Surviving an Emotional Storm Sandy | Borderline Personality Disorder & Intense Emotions

While our friends and family on the east coast brace for the effects of Hurricane Sandy, many of us all over the world are coping with emotional / mental health storms within.

For many months, I’ve been writing about an upcoming work-related meeting. It’s finally happening this Wednesday.  Thinking about all of the hours between now and then (and how I’d get through them) was causing me to feel very overwhelmed and anxious.

I realized I needed to get skillful in order to avoid any unnecessary suffering and not make matters worse.

During IOP (Intensive Outpatient Program) today, I realized that instead of looking at all of the time between now and when the meeting commences, I literally need to take it hour by hour.  (There have been times when my anxiety was so severe, I had to take it minute by minute. Can you relate?)

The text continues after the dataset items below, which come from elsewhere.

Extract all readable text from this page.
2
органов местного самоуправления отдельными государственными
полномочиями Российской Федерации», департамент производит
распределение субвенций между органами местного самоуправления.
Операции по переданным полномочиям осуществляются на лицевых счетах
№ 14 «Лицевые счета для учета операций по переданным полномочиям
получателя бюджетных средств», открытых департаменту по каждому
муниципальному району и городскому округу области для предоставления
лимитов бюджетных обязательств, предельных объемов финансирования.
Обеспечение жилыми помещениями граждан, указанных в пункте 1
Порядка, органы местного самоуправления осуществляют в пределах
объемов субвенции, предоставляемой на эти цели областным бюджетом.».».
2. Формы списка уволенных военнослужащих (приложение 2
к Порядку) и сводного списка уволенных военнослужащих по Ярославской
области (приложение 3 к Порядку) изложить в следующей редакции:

In addition to living in the present and not projecting into the future with speculation and worrying, I will:

  • Keep in mind the serenity prayer: “God help me to accept the things I cannot change, the courage to change the things I can, and the wisdom to know the difference.”  Prayer, in whatever form it comes for you, if at all, is listed under the “Improve the Moment” skills of Distress Tolerance — crisis survival strategies to help you tolerate painful moments when there is nothing you can do to make things better right away.
  • Take my meds as prescribed:  I rarely take the Ativan (anti-anxiety medication) that is prescribed for me, other than at bedtime. I am allowed to take it additional times during the day for severe anxiety or panic.  If my appetite continues to be affected or the agitation increases, I will take this as prescribed to help me.  Taking medication falls under the “PLEASE” skills in the Emotion Regulation section of DBT (Dialectical Behavior Therapy – a proven treatment for the symptoms of Borderline Personality Disorder).  
  • Look at medicine as food: Whether I feel like it or not, I will eat regularly and (for the most part) healthfully.  Balanced eating, regularly and mindfully, and avoiding foods that make us overly emotional (such as caffeine, or lots of sugar) is also part of the PLEASE skill set.
  • Calm my nervous system.  HERE are some of the CDs I like to listen to to help accomplish this. They will definitely be on rotation tonight and tomorrow. 
  • Do something nice for myself… x3: I plan on allowing myself to get in my pajamas early, watching some of my favorite programs, and taking a relaxing shower.  These are all part of the “Self-Soothing” skills, under the crisis survival strategies of Distress Tolerance.
  • Do something nice for someone else: I haven’t decided what this will look like yet, though I anticipate it will be in the form of supporting others who are hurting, via my Twitter presence. I will also prepare a nice meal for my significant other.
What are some skills you can use to help you ride out your emotional storm?  In what ways can you take better care of YOU and take a step back so as to prevent making matters any worse than they are?
If you’re doing well right now, what type of Emotional Storm survival kit could you put together to help you in times of trouble?  I have this 9-1-1 Emergency DBT skills kit standing by. 
Thank you for reading.
More Soon.

P.S. If you are having stress, depression, or anxiety from the actual Hurricane Sandy or other natural disaster, SAMHSA is there to help support you. Thank you Amanda Smith of Hope for BPD for sharing this resource.